Sekarang ini marak sekali terjadinya kejahatan-kejahatan dalam dunia maya, kemarin di berita ada suatu kasus tentang pembobolan ATM bank oleh pihak-pihak yang tidak berwenang. Namun kasus ini sekarang sedang di selidiki oleh pihak kepolisian, kasus ini terungkap karena banyaknya nasabah bank yang melaporkan bahwa saldo uang mereka tiba-tiba banyak yang berkurang, dan hal ini tidak hanya 1 atau 2 orang saja, ternyata sudah banyak korban yang telah kehilangan saldo uangnya dari ATM.

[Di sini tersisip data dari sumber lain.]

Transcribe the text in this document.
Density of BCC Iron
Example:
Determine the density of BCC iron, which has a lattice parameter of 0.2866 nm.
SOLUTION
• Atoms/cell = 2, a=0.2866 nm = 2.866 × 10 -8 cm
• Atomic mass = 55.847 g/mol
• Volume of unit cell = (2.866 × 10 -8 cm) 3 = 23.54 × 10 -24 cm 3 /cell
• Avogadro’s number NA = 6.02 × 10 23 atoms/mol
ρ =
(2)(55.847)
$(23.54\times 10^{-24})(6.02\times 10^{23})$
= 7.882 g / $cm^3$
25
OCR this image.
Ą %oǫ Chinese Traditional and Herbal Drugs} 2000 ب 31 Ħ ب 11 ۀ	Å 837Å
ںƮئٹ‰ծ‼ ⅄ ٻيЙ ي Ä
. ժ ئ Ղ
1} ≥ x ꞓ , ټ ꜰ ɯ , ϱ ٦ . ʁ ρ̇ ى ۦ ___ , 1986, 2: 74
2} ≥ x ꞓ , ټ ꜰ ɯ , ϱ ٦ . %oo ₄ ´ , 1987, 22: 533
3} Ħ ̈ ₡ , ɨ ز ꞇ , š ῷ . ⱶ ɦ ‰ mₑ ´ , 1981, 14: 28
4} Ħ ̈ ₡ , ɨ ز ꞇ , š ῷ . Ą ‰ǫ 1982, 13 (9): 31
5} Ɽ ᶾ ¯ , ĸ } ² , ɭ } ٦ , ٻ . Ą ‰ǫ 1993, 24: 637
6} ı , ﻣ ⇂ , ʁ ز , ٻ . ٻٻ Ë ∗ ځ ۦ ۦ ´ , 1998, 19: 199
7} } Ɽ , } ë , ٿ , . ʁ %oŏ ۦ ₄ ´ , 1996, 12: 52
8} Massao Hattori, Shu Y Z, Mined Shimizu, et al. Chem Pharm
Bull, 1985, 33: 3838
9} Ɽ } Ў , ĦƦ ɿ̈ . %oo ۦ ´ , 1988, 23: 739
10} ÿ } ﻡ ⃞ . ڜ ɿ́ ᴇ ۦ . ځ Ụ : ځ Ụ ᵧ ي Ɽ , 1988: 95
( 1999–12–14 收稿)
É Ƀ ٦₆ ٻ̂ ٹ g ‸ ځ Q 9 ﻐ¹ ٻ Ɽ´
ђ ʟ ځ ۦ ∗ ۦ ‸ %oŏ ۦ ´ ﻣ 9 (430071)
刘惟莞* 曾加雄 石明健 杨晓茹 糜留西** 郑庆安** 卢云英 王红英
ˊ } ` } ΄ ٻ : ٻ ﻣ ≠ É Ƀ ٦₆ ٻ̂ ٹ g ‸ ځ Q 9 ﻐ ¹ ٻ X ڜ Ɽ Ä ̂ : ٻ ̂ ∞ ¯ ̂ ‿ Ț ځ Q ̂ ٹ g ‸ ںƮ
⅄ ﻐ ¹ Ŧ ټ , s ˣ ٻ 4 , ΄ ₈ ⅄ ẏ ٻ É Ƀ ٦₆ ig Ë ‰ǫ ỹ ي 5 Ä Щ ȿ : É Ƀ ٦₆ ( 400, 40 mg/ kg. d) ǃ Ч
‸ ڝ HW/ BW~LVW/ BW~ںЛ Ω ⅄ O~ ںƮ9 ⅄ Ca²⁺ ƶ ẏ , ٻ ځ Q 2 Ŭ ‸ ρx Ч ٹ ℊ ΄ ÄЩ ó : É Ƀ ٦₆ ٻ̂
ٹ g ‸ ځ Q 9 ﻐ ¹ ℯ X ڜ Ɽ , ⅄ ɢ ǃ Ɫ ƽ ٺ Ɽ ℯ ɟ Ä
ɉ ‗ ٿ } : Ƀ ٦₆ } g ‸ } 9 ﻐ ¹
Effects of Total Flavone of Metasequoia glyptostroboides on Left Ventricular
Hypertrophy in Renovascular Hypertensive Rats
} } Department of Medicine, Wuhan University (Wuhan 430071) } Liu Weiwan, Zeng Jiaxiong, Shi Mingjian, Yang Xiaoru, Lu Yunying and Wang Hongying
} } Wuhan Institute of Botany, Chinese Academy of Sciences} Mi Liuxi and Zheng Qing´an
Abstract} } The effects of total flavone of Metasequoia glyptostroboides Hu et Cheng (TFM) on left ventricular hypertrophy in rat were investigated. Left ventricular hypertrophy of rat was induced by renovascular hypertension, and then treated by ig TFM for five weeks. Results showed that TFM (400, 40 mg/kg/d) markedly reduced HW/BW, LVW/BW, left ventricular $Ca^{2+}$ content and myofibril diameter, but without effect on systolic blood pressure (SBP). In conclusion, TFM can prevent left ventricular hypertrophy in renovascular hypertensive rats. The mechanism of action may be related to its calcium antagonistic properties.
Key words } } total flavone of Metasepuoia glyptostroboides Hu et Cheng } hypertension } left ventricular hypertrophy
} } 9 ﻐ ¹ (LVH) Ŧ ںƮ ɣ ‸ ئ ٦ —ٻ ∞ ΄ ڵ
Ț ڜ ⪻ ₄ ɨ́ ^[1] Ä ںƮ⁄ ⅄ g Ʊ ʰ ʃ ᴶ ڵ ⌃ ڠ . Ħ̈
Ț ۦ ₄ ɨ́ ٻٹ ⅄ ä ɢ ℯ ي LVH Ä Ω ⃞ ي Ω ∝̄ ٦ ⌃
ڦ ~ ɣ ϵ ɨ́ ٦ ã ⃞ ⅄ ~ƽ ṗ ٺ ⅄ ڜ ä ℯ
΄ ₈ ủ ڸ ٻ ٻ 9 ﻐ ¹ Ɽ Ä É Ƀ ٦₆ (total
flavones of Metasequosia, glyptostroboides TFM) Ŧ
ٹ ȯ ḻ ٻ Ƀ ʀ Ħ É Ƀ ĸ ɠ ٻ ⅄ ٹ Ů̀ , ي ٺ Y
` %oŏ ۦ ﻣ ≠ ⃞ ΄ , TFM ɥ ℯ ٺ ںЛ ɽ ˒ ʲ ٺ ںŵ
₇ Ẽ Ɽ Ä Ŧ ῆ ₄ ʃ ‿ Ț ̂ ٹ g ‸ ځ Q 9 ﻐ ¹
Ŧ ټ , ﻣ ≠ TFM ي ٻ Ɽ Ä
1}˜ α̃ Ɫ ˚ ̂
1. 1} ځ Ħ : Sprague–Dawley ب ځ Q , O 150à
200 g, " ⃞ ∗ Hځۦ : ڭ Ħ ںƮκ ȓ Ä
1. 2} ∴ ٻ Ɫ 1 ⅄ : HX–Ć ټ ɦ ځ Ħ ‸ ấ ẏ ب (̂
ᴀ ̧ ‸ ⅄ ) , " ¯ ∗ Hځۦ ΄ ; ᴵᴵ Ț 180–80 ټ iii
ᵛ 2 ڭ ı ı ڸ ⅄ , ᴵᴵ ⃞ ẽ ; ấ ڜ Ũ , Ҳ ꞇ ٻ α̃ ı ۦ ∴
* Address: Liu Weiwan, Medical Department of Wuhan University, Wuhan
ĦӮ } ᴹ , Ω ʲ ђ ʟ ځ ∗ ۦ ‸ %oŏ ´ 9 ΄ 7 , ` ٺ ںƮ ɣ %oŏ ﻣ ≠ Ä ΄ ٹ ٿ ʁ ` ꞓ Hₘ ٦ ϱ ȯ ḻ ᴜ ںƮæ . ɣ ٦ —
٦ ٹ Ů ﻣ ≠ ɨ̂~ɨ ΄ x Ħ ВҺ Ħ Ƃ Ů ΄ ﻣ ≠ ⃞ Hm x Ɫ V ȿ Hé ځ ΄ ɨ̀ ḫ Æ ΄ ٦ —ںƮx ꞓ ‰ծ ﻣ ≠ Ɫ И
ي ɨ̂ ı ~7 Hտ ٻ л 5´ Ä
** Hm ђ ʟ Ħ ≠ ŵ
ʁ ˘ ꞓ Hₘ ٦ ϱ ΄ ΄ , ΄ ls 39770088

Namun pada kali ini saya tidak membahas tentang kejahatan internet / cyber crime, saya akan membahas tentang IT forensic (bagian kepolisian yang menelusuri kejahatan-kejahatan dalam dunia computer/internet). Komputer forensik yang juga dikenal dengan nama digital forensik, adalah salah satu cabang ilmu forensik yang berkaitan dengan bukti legal yang ditemui pada komputer dan media penyimpanan digital.Tujuan dari komputer forensik adalah untuk menjabarkan keadaan kini dari suatu artefak digital. Istilah artefak digital bisa mencakup sebuah sistem komputer, media penyimpanan (seperti flash disk, hard disk, atau CD-ROM), sebuah dokumen elektronik (misalnya sebuah pesan email atau gambar JPEG), atau bahkan sederetan paket yang berpindah dalam jaringan komputer.
Setelah kasus pembobolan ATM mencuat ke permukaan para ahli IT forensic pun mulai menelusuri kasus tersebut, salah satu ahli forensic yang ada di Indonesia adalah Ruby Alamsyah. Ruby alamsyah namanya membumi setelah dia memperlihatkan teknik cara membobol ATM di tv, namun karena ulah sang maestro forensic ini, ada pakar telematika yang kontra akan aksinya yang mempertontonkan teknik membobol ATM tersebut di muka publik,
Bukti digital (Digital Evidence) merupakan salahsatu perangkat vital dalam mengungkap tindak cybercrime. Dengan mendapatkan bukti-bukti yang memadai dalam sebuah tindak kejahatan, Bukti Digital yang dimaksud dapat berupa adalah : E-mail, file-file wordprocessors, spreadsheet, sourcecode dari perangkat lunak, Image, web browser, bookmark, cookies, Kalender.